How Wall Street sees Mars.
Rumor of the day: It’s going public and TSLA shareholders will have first dibs. TeslaMondo touched on this topic years ago. It’s not going to happen.
- Wrong mission: Most investors won’t support a mission to Mars, not even with a resurrected David Bowie as head of marketing. It’s pie in the sky stuff. Steve Jurvetson will support it? We’re not Steve Jurvetson.
- Wrong catalysts: Successes like the recent historic re-launch, and setbacks like the recent Facebook satellite disaster, would make SpaceX’s long-term charts look like stalagmites getting squished in a vice. Don’t think of a rollercoaster. Rollercoasters are curvy.

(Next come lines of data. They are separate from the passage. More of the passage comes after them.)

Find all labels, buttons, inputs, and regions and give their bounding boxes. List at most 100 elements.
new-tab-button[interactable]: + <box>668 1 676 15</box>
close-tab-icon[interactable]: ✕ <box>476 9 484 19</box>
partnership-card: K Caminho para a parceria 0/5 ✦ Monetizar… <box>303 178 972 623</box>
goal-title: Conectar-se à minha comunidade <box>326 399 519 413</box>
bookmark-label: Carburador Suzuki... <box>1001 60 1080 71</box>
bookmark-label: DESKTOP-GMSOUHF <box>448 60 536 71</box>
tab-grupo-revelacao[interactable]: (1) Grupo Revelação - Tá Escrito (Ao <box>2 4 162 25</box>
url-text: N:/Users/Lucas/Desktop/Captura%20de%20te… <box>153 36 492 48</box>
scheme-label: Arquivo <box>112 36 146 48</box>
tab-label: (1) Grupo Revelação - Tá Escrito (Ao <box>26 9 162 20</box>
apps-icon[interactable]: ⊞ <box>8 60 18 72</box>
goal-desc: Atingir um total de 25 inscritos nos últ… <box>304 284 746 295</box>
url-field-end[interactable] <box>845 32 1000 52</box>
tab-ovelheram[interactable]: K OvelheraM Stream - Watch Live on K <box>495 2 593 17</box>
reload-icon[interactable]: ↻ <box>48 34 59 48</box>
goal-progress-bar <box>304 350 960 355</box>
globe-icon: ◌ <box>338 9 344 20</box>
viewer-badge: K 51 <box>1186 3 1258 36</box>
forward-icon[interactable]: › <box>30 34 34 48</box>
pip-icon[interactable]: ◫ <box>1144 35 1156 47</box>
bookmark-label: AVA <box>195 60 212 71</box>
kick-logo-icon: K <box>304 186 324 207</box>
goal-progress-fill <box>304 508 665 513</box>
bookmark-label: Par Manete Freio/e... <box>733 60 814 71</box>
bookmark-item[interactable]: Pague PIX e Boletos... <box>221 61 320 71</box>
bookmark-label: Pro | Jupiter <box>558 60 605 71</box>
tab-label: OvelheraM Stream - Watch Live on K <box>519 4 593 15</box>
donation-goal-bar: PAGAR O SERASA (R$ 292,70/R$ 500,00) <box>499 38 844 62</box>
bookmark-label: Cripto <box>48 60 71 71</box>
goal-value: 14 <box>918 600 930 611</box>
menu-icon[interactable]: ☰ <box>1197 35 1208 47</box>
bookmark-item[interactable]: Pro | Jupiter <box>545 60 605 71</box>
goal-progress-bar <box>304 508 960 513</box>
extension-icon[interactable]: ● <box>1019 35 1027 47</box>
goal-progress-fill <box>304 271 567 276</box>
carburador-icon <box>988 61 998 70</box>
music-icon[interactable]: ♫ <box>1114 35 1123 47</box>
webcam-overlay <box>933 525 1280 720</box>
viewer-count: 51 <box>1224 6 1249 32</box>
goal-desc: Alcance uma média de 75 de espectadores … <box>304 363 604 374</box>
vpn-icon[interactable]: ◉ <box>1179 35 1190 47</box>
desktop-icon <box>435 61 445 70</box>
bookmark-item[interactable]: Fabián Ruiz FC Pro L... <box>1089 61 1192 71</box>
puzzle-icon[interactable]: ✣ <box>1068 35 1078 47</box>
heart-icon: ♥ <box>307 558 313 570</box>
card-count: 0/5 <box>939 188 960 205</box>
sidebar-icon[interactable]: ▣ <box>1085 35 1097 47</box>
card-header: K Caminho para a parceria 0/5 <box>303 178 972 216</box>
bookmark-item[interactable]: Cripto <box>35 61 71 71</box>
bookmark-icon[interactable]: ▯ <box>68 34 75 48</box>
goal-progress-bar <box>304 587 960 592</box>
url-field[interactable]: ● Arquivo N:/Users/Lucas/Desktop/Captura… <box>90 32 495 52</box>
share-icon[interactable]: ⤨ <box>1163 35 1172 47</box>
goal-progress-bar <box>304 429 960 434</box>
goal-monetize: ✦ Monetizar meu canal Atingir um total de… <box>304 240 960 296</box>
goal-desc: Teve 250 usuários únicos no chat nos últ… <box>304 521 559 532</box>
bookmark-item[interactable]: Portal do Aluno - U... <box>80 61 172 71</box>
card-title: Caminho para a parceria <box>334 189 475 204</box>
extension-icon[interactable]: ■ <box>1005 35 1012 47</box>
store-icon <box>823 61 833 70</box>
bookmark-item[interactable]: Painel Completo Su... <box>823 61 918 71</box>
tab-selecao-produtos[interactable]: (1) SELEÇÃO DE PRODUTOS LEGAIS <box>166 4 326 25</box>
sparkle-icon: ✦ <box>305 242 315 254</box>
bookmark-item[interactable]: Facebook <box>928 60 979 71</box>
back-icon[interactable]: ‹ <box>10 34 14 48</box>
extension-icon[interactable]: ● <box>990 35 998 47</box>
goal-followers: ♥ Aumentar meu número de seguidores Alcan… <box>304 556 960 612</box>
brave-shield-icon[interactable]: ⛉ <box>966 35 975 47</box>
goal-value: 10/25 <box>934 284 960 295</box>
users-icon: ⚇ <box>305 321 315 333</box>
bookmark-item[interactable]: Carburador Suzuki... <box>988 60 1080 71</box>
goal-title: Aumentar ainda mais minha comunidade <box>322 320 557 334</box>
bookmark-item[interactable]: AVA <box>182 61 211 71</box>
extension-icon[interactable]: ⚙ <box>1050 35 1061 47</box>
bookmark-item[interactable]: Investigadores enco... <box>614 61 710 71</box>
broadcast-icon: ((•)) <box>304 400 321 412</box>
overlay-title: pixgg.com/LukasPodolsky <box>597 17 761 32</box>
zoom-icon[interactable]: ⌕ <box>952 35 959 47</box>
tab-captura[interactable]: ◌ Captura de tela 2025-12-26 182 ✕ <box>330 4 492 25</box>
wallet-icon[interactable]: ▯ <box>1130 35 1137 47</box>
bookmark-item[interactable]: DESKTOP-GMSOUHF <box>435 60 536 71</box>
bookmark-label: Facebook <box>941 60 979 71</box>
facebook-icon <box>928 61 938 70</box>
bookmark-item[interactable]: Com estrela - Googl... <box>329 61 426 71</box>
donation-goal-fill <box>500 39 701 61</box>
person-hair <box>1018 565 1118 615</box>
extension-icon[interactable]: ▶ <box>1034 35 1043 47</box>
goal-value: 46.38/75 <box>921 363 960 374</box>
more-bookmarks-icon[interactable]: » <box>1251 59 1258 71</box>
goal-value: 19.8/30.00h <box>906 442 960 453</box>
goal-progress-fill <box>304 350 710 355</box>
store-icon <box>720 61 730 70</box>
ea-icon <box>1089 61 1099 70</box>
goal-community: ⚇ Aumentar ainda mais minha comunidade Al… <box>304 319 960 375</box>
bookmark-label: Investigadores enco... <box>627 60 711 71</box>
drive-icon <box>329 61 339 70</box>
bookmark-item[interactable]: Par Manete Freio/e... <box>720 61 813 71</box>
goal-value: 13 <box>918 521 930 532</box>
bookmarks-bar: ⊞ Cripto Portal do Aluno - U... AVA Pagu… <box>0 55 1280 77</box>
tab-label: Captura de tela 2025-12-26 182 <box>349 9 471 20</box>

- Wrong pace: Sometimes nothing will happen for quite a while. If Wall Street is too myopic to handle Tesla sometimes, imagine SpaceX?
- Wrong location: Mars cell phone reception seldom exceeds one bar, and AAA roadside assistance is spotty at best. So documenting a successful arrival, the ultimate payoff for investors, would be almost impossible.
- Wrong subject matter: Accurate SpaceX news would come to us from, um, nobody except SpaceX. Journalists would consult rocket experts from the 1950s, or NASA or Air Force sources who know just enough about modern rocketry to pollute the story with dipshittery. Rocketry is over our heads. Mars is way over our heads. That’s not an attractive investment. We should stick with clean energy and leave Mars for Musk.